Unbridled Passion
- Stefanie Huber
- Feb 15, 2024
- 4 min read

Passion is what lead you here. Passion for your spouse, passion to make a difference, passion to rear solid kids. Passion is a beautiful gift from God, but it can also break you if it is unbridled - let me explain.
Passion can lead to destruction when it is not under the direct authority of God. If God bestows a gift upon us as His children, it must be submitted to Him before we can channel it’s purpose.
Let’s look at it this way. When Trevor and I met, there was a cosmic explosion as two young people came together in a way that I only describe as magnetism. We were deeply enamored with one another from the get go. Both still teenagers, this adoration for each other made us fall quickly and deeply. We had a beautiful relationship. As you spend time with someone, growing together as you date, you begin to peel back layers and it is very revealing and also terrifying. How you unpack those parts of one another, that will inevitably be revealed, it can either make or break you.
Trevor and I are both possess the extreme desire to have a voice. We did not begin our relationship with God at the forefront. We basically worshipped each other before God and that is where the destructive tendencies fall into place. We did not have a Godly fortress around our relationship which allowed for outside forces to penetrate the walls of your passion palace we had been living in. Those outside forces land right in the middle of your palace together and it can cause mayhem. When things got tough in the world around our relationship, we did not communicate to one another in love, we communicated using our own insecurities and passion to fuel our “side of the story”.
When you submit your passion for one another to God, you learn that communication should be enlaced with the language of Christ, even in heated discussions. If I am deeply intimate with God, I know WHO I am, I do not have insecurities to direct at my husband. I take those insecurities up with God rather than making Trevor accountible for my insecurities. When I make Trevor the brunt or worse, the “solver” to my insecurities, I am setting him up for failure. He cannot possibly solve my insecurities, nor can I hold him responsible for why they are there in the first place. This drastically changes how I communicate with Trevor when we disagree or when their is tension.
This has taken YEARS to master. Don’t let that deter you, let that show you that we work at this every day. I work on submitting my passion for Trevor to God EVERY SINGLE DAY. I have colossal passion for Trevor, but every time I try to make him the “god” or the “responsible party” to my well-being, it ends in a mess.
As a parent, we can often find ourselves doing this to our kids as well. I have colossal passion for them as well, but this comes with the challenge. If I do not submit my passion to God for my kids, I will inadvertently use my kids or hold my kids accountable for satisfying parts of myself or my worth. YIKES, could that sound familiar to you? Its not something we want to admit or talk about, but I see it.

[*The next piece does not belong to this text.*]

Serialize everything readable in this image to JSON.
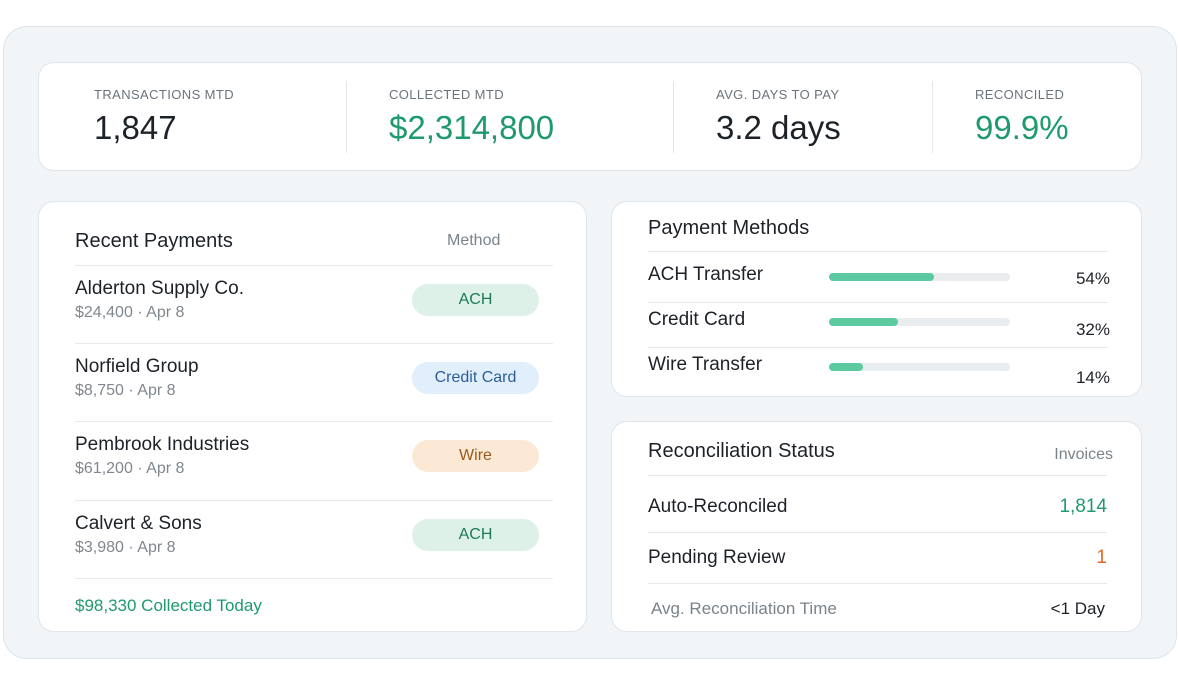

The dad that is screaming on the sidelines of the baseball game instead of telling his kid to get back, dust off his pants and try again. The mom that has over-committed her daughter to too many activities so that her daughter is more “popular” or “cool”.
When we curate our social media, I do this too, is this not a cry out to the universe to say, “We have it all together, look how great we are?….” Are we using our kids as tools in this sick need of acceptance. Again, I preaching to myself here.
We can’t let our kids define us. They are just children. People with under-developed brains trying to learn constantly from every situation, making patterns of human behavior. What sort of patterns are we creating in them? Children need a few things, shelter, food, water, play and a sense of belonging. I think we get messed up on that last one. Kids just want to be loved, so just love on them. Show them God’s love for them. When we push them out into the world to be involved, popular, athletic, while these can be used for good, we are teaching them to rely on outward forces for validation.
When a father was raised by football-worth, it becomes his identity. So he turns around and pushes that upon his kids. Your kids' identity is not wrapped up in a field, an action or an achievement. When Jesus looks down on your child he sees one thing, “Mine”.
Our role as parents is to steward their growth, foster it - not control it. We have so much passion for these people we are rearing but we also have to remember, they belong to Jesus. We should insert them into situations that allow spiritual growth, grit and perseverance. Activities, sports and achievements are merely tools to accomplish this. Your child will eventually discover their own passions in life. We must model submitted passion so that they do not find their identity in anything other than Christ. The moment they get an injury that prevents them from moving forward in a sport can be catstrophic. A child that has learned to submit their passion to God and to elevate Him above the sport or activity, does not fall into defeat. They know, that they were living out a season and their passions can be reinvented and repurposed for Gods glory.
Parents, Spouses, let's work on this one together!